Frequently Asked Questions
How does GRNS compare with [specific competitor]?
We're happy to compare on the criteria that matter: disclosed individual ingredient doses versus proprietary blends, presence or absence of artificial sweeteners, clinical evidence for the doses used, and the completeness of the formula across gut health, adaptogens, and micronutrient coverage. Make the comparison on these specific points rather than on marketing claims or ingredient list length.
Is GRNS third-party tested?
Yes heavy metal testing, microbiological testing, and potency verification are conducted through independent third-party laboratories. This is the quality assurance standard that matters for a product people are consuming daily, and it's the step that distinguishes serious manufacturers from those relying on self-certification.
Why is GRNS more expensive than some competitor products?
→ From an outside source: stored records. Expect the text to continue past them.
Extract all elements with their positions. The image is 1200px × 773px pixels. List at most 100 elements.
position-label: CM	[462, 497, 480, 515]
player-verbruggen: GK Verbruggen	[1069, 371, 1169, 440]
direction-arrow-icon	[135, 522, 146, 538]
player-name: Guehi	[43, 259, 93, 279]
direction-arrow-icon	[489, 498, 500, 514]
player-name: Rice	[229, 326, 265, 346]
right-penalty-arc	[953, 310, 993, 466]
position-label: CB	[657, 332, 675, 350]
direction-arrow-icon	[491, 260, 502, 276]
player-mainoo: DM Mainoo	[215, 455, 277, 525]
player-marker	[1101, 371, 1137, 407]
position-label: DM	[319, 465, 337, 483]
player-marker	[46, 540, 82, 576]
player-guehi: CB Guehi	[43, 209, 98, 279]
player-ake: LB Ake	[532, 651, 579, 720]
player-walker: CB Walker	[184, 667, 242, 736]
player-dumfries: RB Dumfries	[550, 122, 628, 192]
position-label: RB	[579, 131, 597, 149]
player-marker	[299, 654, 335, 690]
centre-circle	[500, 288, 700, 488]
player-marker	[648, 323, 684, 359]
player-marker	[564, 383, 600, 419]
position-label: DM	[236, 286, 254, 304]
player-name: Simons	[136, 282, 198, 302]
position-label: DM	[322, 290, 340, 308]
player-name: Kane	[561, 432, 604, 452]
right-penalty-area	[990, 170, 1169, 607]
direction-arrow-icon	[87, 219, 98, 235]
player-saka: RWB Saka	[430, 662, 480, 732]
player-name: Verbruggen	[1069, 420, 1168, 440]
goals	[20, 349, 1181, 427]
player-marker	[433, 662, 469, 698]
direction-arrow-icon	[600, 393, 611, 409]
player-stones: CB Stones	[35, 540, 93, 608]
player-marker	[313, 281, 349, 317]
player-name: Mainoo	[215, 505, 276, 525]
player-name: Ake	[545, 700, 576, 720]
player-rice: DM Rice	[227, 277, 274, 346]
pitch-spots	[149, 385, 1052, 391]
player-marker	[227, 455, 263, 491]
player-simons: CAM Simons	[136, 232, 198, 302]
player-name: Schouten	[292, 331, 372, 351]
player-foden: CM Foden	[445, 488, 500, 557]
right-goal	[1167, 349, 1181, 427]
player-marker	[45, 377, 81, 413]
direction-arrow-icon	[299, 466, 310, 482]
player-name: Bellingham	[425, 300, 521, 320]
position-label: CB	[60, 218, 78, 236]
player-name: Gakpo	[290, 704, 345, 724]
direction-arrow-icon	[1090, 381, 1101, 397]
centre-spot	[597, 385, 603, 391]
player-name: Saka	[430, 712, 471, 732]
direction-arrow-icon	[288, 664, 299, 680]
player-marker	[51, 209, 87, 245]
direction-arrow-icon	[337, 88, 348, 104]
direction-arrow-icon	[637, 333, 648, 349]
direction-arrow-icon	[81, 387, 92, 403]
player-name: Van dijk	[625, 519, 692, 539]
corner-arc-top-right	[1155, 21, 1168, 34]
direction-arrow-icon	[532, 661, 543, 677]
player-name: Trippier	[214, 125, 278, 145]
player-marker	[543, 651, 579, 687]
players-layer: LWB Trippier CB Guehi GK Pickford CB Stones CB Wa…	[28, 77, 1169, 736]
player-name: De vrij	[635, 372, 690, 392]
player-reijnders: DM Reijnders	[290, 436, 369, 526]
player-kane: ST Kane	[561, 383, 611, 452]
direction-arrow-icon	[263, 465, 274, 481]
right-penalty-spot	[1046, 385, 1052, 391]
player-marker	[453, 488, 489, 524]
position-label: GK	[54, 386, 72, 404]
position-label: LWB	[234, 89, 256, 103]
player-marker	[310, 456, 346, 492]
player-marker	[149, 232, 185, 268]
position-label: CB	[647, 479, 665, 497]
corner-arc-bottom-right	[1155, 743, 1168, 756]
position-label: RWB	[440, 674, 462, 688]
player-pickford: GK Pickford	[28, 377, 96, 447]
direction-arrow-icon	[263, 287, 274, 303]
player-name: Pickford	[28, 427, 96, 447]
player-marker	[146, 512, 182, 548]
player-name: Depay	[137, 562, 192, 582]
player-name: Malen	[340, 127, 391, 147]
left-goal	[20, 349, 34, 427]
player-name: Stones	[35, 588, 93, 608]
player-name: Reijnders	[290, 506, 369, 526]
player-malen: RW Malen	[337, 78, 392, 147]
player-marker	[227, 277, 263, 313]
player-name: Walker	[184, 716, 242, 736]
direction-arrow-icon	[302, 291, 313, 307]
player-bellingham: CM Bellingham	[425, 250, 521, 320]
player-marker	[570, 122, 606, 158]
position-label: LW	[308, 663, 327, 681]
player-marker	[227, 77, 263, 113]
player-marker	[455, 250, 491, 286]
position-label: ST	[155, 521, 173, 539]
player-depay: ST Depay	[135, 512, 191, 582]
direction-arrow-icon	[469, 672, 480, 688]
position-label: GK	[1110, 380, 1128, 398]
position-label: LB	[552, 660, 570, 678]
The cost reflects clinically relevant ingredient doses (more expensive than token amounts), active vitamin forms (more expensive than synthetic inactive forms), monk fruit sweetener (more expensive than stevia), and independent quality testing. A formula built for effect rather than label appeal has higher ingredient costs. Whether the premium is justified depends on whether you're comparing products on the same criteria and on those criteria, the comparison is meaningful.